Il y a chez Bergson une distinction en fait très nette, très radicale entre ce qu’on pourrait appeler un patriotisme ouvert et un nationalisme clos.

Frédéric Worms

Je ne suis pas sûr qu’il faille pour autant considérer que, chez lui, il faut placer les nations d’un côté et l’universel de l’autre. La distinction clos-ouvert traverse toutes les entités, elle ne se fige dans aucune entité. Implicitement, dans les Deux sources, on trouve une critique rétrospective de son engagement nationaliste dans la Première guerre mondiale. Il y a un passage très énigmatique où il dit que le patriotisme peut être du côté de l’ouvert et ma thèse serait de dire qu’il y a chez Bergson une distinction en fait très nette, très radicale entre ce qu’on pourrait appeler un patriotisme ouvert et un nationalisme clos. Ce n’est pas tellement une question de substantifs, nationalisme ou patriotisme, mais c’est une question d’adjectifs, clos ou ouvert, c’est une différence de nature, je pense vraiment qu’il y aurait à partir de Bergson les moyens de penser un nationalisme ou patriotisme clos ou ouvert. Si on pense des entités transnationales, elles peuvent elles aussi être closes ou ouvertes. Il peut y avoir des entités transnationales fermées.

Ce qui est très intéressant c’est de voir la manière dont il a pratiqué la SDN. Comme vous savez, il ne l’a pas seulement théorisée, il l’a pratiquée, il a été nommé responsable de ce qui est aujourd’hui l’UNESCO, la CICI [Commission Internationale de Coopération Intellectuelle]. Il est intéressant de regarder dans les Mélanges de Bergson ses interventions dans cette enceinte. Il ne pensait pas du tout que la création de cette entité était l’ouverture sur mesure, il pensait que c’était un moyen qui pouvait tout à fait retomber dans des discours creux – ce qui était pour lui une des pires choses –, ou dans des politiques d’hypocrisie, de clôture, etc. Si on regarde de près, il prônait des mesures assez précises d’ouverture et pas du tout des mesures mystiques, et par exemple il disait « il faut faire des échanges de livres, il faut faire voyager les étudiants », l’existence de la CICI en elle-même n’était pas du tout magique.

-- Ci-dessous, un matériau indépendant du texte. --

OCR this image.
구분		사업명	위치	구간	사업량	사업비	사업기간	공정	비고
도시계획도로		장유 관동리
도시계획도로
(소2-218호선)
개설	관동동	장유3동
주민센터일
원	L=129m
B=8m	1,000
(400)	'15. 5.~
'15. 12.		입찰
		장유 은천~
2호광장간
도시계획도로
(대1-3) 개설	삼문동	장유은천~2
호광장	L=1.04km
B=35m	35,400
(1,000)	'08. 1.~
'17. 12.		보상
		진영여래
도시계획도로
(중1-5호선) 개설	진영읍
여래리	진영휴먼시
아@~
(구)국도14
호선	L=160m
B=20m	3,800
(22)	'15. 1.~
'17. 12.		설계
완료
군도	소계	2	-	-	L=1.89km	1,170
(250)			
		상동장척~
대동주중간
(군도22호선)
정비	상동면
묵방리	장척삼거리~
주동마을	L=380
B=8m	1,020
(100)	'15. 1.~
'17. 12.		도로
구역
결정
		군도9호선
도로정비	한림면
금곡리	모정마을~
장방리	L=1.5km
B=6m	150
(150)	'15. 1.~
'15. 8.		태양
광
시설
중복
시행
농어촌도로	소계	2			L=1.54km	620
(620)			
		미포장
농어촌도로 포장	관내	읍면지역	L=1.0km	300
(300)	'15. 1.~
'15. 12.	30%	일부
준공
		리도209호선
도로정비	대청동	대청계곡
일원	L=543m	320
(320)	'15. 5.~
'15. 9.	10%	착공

Donc Erasmus est un exemple de politique de l’ouvert ?

Erasmus, c’est typiquement bergsonien, oui, tout à fait. Il y a un passage magnifique dans les Deux sources où il dit que l’ouverture passe aussi par le point de vue de l’autre, que la seule manière est de lire sa littérature, de voyager, de comprendre son point de vue, et au fond pourquoi ?

Il faudrait revenir assez vite à l’idée que la clôture n’est pas une métaphore, c’est un diagnostic quasi-ontologique sur la finitude, je ne dirais pas la finitude mais les limites de l’être humain qui est amené à se clore parce qu’il ne peut pas tout faire, d’abord il se clôt, cela veut dire qu’il se défend, il est dans la guerre, et puis il n’a qu’une langue, il n’a qu’un monde et voilà – normalement nous devrions être ouverts, ouverts sur tous les vivants, et puis pour des raisons pratiques on est limité, et donc nous n’avons qu’une langue, nous n’avons qu’une littérature maternelle, nous n’avons qu’une culture.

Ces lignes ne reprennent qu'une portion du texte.